Detailed instructions on how to use the software including examples can be found in the wiki.

Getting Started

The follwong sections describe how to get a copy of the software and how to install it on your local machine. Detailed instructions on how to use the software including examples can be found in the wiki.

Requirements

  • MATLAB R2014b or newer

    • Statistics and Machine Learning Toolbox
    • Image Processing Toolbox
  • (optional, but highly recommended for a much faster computation) ataiya/kdtree

  • multiWaitbar (a copy is included in this distribution)

At least 8 GByte RAM are recommended.

Installation

  • download the software package from https://github.com/Jan-NM/LAND/releases
  • extract LAND-master.zip
  • copy the generated LAND-master directory into your local MATLAB working directory
  • to use LAND, right click on LAND-master in MATLAB's current folder panel, go to Add to Path and click on Selected Folders and Subfolders

LAND can be used via the command window or by opening a user interface. To open the user interface type startClusterAnalysis in the command window. Detailed instructions on how to use the software including examples can be found in the wiki.

Recommended Installation: ataiya/kdtree

  • configure a MEX environment by downloading and installing a Matlab-supported C++ compiler
  • open "...\LAND-master\utilities\ataiya_kdtree..." in Matlab's current folder panel
  • execute the following commands in MATLAB's command window to setup the mex environment
mex -setup C++
mex kdtree_build.cpp
mex kdtree_ball_query.cpp
mex kdtree_delete.cpp

Input Data Format

Input data should be in contained in a numeric nx12 .mat file. Each row (n) should correspond to a single molecule signal. The columns should be ordered in the following way:

  • column 2/3/11 = x/y/z-position
  • column 4/5/12 = x/y/z-localization precision
  • column 9 = frame number

The remaining columns can be filled with zeros. If the data does not contain any localization precision and z-position (i.e. 2D data), these columns should be also filled with zeros.
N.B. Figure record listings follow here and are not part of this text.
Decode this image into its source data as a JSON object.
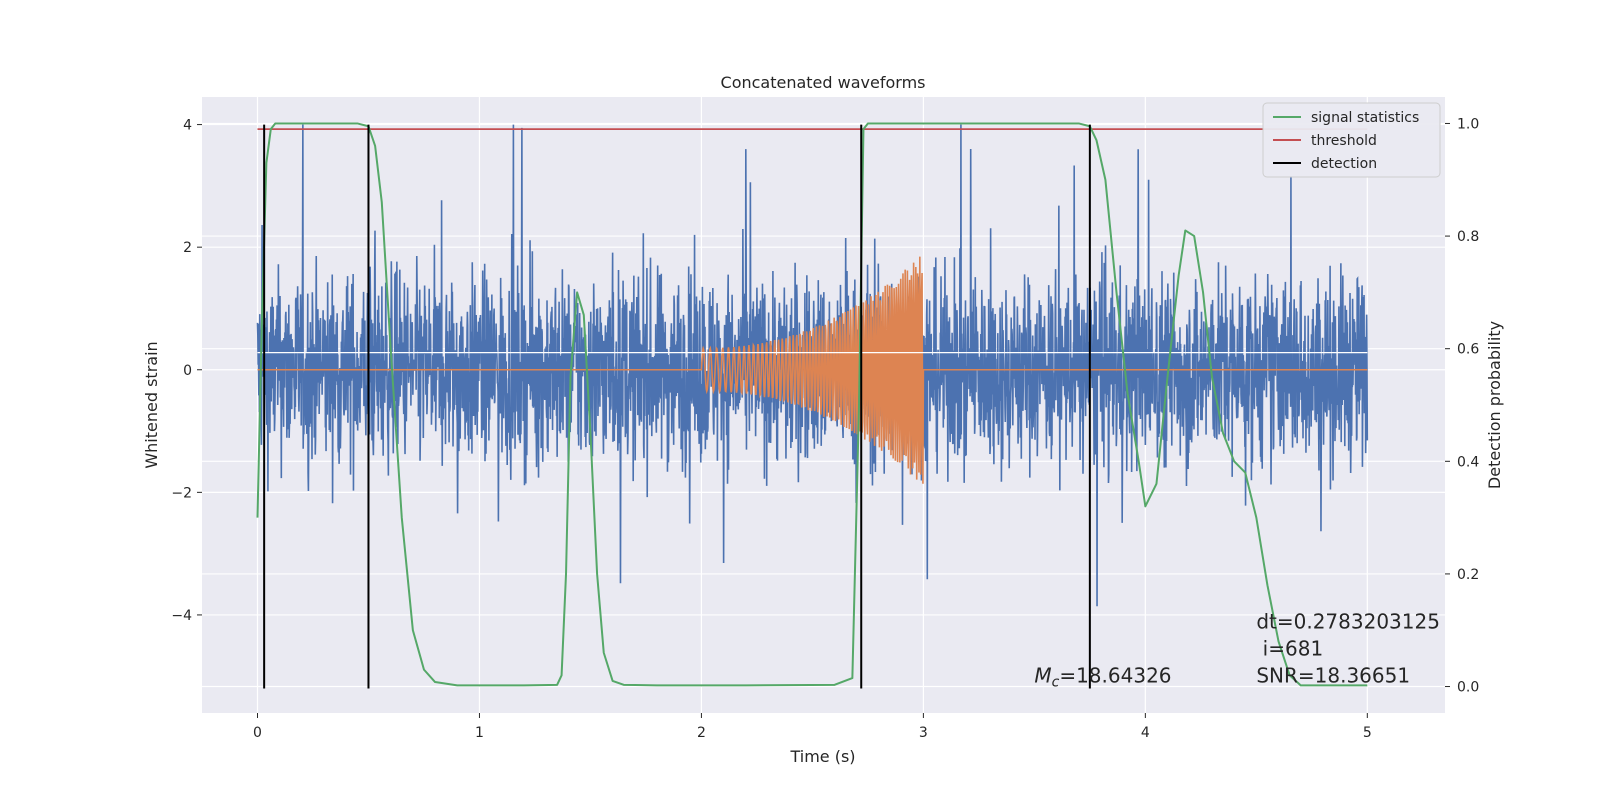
{
  "chart_data": {
    "type": "line",
    "title": "Concatenated waveforms",
    "xlabel": "Time (s)",
    "ylabel": "Whitened strain",
    "y2label": "Detection probability",
    "xlim": [
      -0.25,
      5.35
    ],
    "ylim": [
      -5.6,
      4.45
    ],
    "y2lim": [
      -0.047,
      1.047
    ],
    "xticks": [
      0,
      1,
      2,
      3,
      4,
      5
    ],
    "yticks": [
      -4,
      -2,
      0,
      2,
      4
    ],
    "y2ticks": [
      0.0,
      0.2,
      0.4,
      0.6,
      0.8,
      1.0
    ],
    "grid": true,
    "legend_position": "top-right",
    "colors": {
      "strain": "#4c72b0",
      "template": "#dd8452",
      "statistic": "#55a868",
      "threshold": "#c44e52",
      "detection": "#000000",
      "background": "#eaeaf2",
      "grid": "#ffffff"
    },
    "series": [
      {
        "name": "",
        "axis": "left",
        "kind": "strain",
        "x_range": [
          0,
          5
        ],
        "envelope": 1.8,
        "y_min_observed": -5.2,
        "y_max_observed": 4.0
      },
      {
        "name": "",
        "axis": "left",
        "kind": "template",
        "x_range": [
          2,
          3
        ],
        "amplitude_start": 0.35,
        "amplitude_end": 1.9,
        "frequency_start_hz": 30,
        "frequency_end_hz": 110
      },
      {
        "name": "signal statistics",
        "axis": "right",
        "x": [
          0.0,
          0.02,
          0.04,
          0.06,
          0.08,
          0.1,
          0.3,
          0.45,
          0.5,
          0.53,
          0.56,
          0.6,
          0.65,
          0.7,
          0.75,
          0.8,
          0.9,
          1.0,
          1.2,
          1.35,
          1.37,
          1.39,
          1.41,
          1.44,
          1.47,
          1.5,
          1.53,
          1.56,
          1.6,
          1.65,
          1.8,
          2.2,
          2.6,
          2.68,
          2.71,
          2.73,
          2.75,
          2.8,
          3.0,
          3.5,
          3.7,
          3.75,
          3.78,
          3.82,
          3.87,
          3.92,
          3.97,
          4.0,
          4.05,
          4.1,
          4.15,
          4.18,
          4.22,
          4.26,
          4.3,
          4.35,
          4.4,
          4.45,
          4.5,
          4.55,
          4.6,
          4.65,
          4.7,
          5.0
        ],
        "y": [
          0.3,
          0.65,
          0.93,
          0.99,
          1.0,
          1.0,
          1.0,
          1.0,
          0.995,
          0.96,
          0.86,
          0.6,
          0.3,
          0.1,
          0.03,
          0.008,
          0.002,
          0.002,
          0.002,
          0.003,
          0.02,
          0.2,
          0.55,
          0.7,
          0.66,
          0.45,
          0.2,
          0.06,
          0.01,
          0.003,
          0.002,
          0.002,
          0.003,
          0.015,
          0.5,
          0.99,
          1.0,
          1.0,
          1.0,
          1.0,
          1.0,
          0.995,
          0.97,
          0.9,
          0.7,
          0.52,
          0.4,
          0.32,
          0.36,
          0.55,
          0.73,
          0.81,
          0.8,
          0.7,
          0.55,
          0.45,
          0.4,
          0.38,
          0.3,
          0.18,
          0.08,
          0.02,
          0.002,
          0.002
        ]
      },
      {
        "name": "threshold",
        "axis": "right",
        "x": [
          0,
          5
        ],
        "y": [
          0.99,
          0.99
        ]
      },
      {
        "name": "detection",
        "axis": "left",
        "x": [
          0.03,
          0.5,
          2.72,
          3.75
        ],
        "y_range": [
          -5.2,
          4.0
        ]
      }
    ],
    "annotations": [
      {
        "text": "dt=0.2783203125\n i=681\nSNR=18.36651",
        "x": 4.5,
        "y": -5.1
      },
      {
        "prefix": "M",
        "subscript": "c",
        "text": "=18.64326",
        "x": 3.5,
        "y": -5.1
      }
    ]
  }
}
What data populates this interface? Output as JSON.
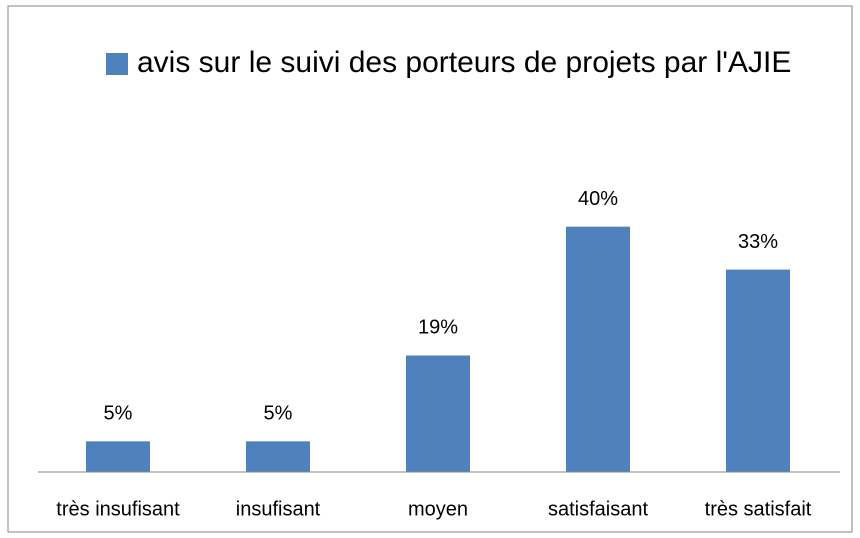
{
  "chart_data": {
    "type": "bar",
    "legend": "avis sur le suivi des porteurs de projets par l'AJIE",
    "categories": [
      "très insufisant",
      "insufisant",
      "moyen",
      "satisfaisant",
      "très satisfait"
    ],
    "values": [
      5,
      5,
      19,
      40,
      33
    ],
    "value_labels": [
      "5%",
      "5%",
      "19%",
      "40%",
      "33%"
    ],
    "color": "#4f81bd",
    "ylim": [
      0,
      45
    ]
  }
}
Contributing, Bug Reports and Feature Requests

You are encouraged to contribute to this project. Please use the issue tracker on GitHub to report bugs or to open feature requests.

License

LAND is licensed under the GNU GPL - see the LICENSE file for details. LAND includes multiWaitbar, which comes with a separate license.

Included Third-Party Software Packages

Cite As

If you are using this code in one of your publications, please cite this paper:

Neumann et al., "Nanoscale distribution of TLR4 on primary human macrophages stimulated with LPS and ATI", (2019).

Notes

DBSCAN is based on the paper: Ester at al., "A Density-Based Algorithm for Discovering Clusters in Large Spatial Databases with Noise", (1996).